To investigate the effect of repeated administration time on the development of tolerance, male ICR mice, housed under 12:12-h light/dark cycle (7:00 AM, lights on), were treated with haloperidol 4 mg/kg/day i.p. at 9:00 AM or 9:00 PM, the time nearly corresponding to the maximal or minimal catalepsy responses to a single dose, respectively, for 14 days and catalepsy responses were monitored at 1 h after administration each day. The findings indicated that, on day 1 to day 6, a greater development of tolerance was seen in the group of mice treated at 9:00 AM, and catalepsy behavior exhibited a significant difference between the two dosing times (P < 0.01).
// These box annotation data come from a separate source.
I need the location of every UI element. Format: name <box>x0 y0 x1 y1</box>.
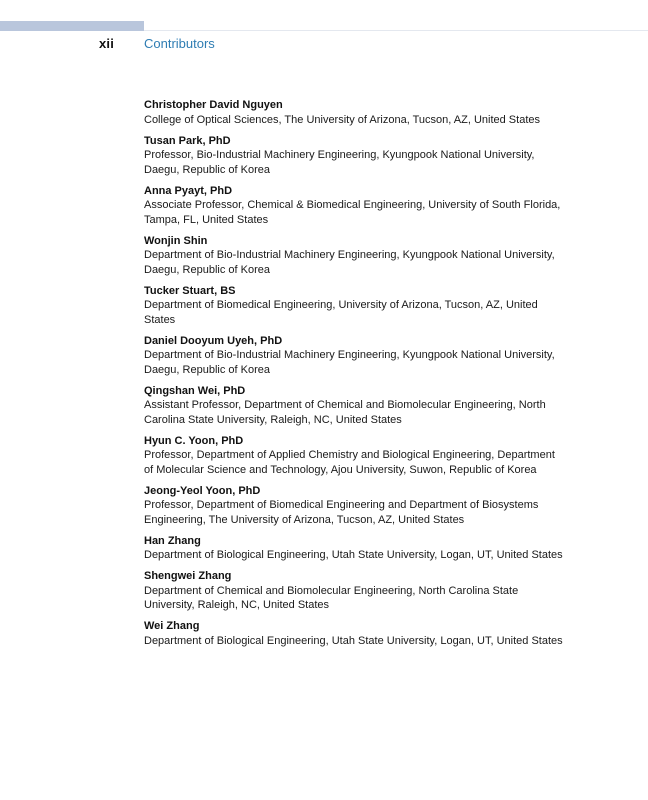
contributor-entry <box>144 234 564 278</box>
contributor-entry <box>144 434 564 478</box>
contributor-affiliation: Associate Professor, Chemical & Biomedical Engineering, University of South Florida, Tampa, FL, United States <box>144 199 561 226</box>
contributor-name: Hyun C. Yoon, PhD <box>144 434 244 447</box>
contributor-entry <box>144 534 564 563</box>
contributor-name: Wonjin Shin <box>144 234 208 247</box>
contributor-entry <box>144 134 564 178</box>
contributor-affiliation: Professor, Department of Biomedical Engineering and Department of Biosystems Engineering, The University of Arizona, Tucson, AZ, United States <box>144 499 539 526</box>
contributor-entry <box>144 484 564 528</box>
contributor-name: Christopher David Nguyen <box>144 99 283 111</box>
contributor-name: Anna Pyayt, PhD <box>144 184 233 197</box>
contributor-name: Jeong-Yeol Yoon, PhD <box>144 484 261 497</box>
contributor-affiliation: College of Optical Sciences, The University of Arizona, Tucson, AZ, United States <box>144 113 540 126</box>
contributor-affiliation: Professor, Department of Applied Chemistry and Biological Engineering, Department of Molecular Science and Technology, Ajou University, Suwon, Republic of Korea <box>144 449 555 476</box>
contributor-list <box>144 98 564 655</box>
contributor-entry <box>144 284 564 328</box>
contributor-entry <box>144 619 564 648</box>
running-title: Contributors <box>144 36 215 51</box>
page-number: xii <box>99 36 115 51</box>
contributor-affiliation: Department of Bio-Industrial Machinery Engineering, Kyungpook National University, Daegu, Republic of Korea <box>144 349 555 376</box>
contributor-affiliation: Department of Bio-Industrial Machinery Engineering, Kyungpook National University, Daegu, Republic of Korea <box>144 249 555 276</box>
contributor-entry <box>144 184 564 228</box>
contributor-affiliation: Department of Biological Engineering, Utah State University, Logan, UT, United States <box>144 549 563 561</box>
contributor-affiliation: Professor, Bio-Industrial Machinery Engineering, Kyungpook National University, Daegu, Republic of Korea <box>144 149 535 176</box>
contributor-entry <box>144 98 564 127</box>
contributor-name: Qingshan Wei, PhD <box>144 384 246 397</box>
contributor-entry <box>144 384 564 428</box>
contributor-entry <box>144 334 564 378</box>
contributor-name: Tucker Stuart, BS <box>144 284 236 297</box>
contributor-affiliation: Department of Chemical and Biomolecular Engineering, North Carolina State University, Raleigh, NC, United States <box>144 584 519 611</box>
contributor-name: Wei Zhang <box>144 620 200 632</box>
contributor-affiliation: Department of Biological Engineering, Utah State University, Logan, UT, United States <box>144 634 563 647</box>
contributor-name: Han Zhang <box>144 534 201 547</box>
header-accent-bar <box>0 21 144 31</box>
contributor-affiliation: Department of Biomedical Engineering, University of Arizona, Tucson, AZ, United States <box>144 299 538 326</box>
header-rule <box>144 30 648 31</box>
contributor-name: Tusan Park, PhD <box>144 134 231 147</box>
contributor-affiliation: Assistant Professor, Department of Chemical and Biomolecular Engineering, North Carolina State University, Raleigh, NC, United States <box>144 399 546 426</box>
contributor-name: Shengwei Zhang <box>144 570 232 582</box>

The study of D(2) receptor mRNA expression in mouse striatum revealed that the phase of D(2) receptor mRNA rhythm was similar to that of catalepsy response, with the maximum around mid-light and the minimum around mid-dark. After repeated administration, the increase in D(2) receptor mRNA levels in mice treated with haloperidol at 9:00 AM was higher than that of mice treated with haloperidol at 9:00 PM. In addition, from a [(3)H]spiperone binding study, the amount of binding site [(3)H]spiperone after repeated injection of haloperidol at 9:00 AM was greater than that after repeated injection at 9:00 PM. These findings demonstrate the importance of dosing time on the susceptibility to extrapyramidal effects and the relation of administration time to D(2) receptor change and tolerance.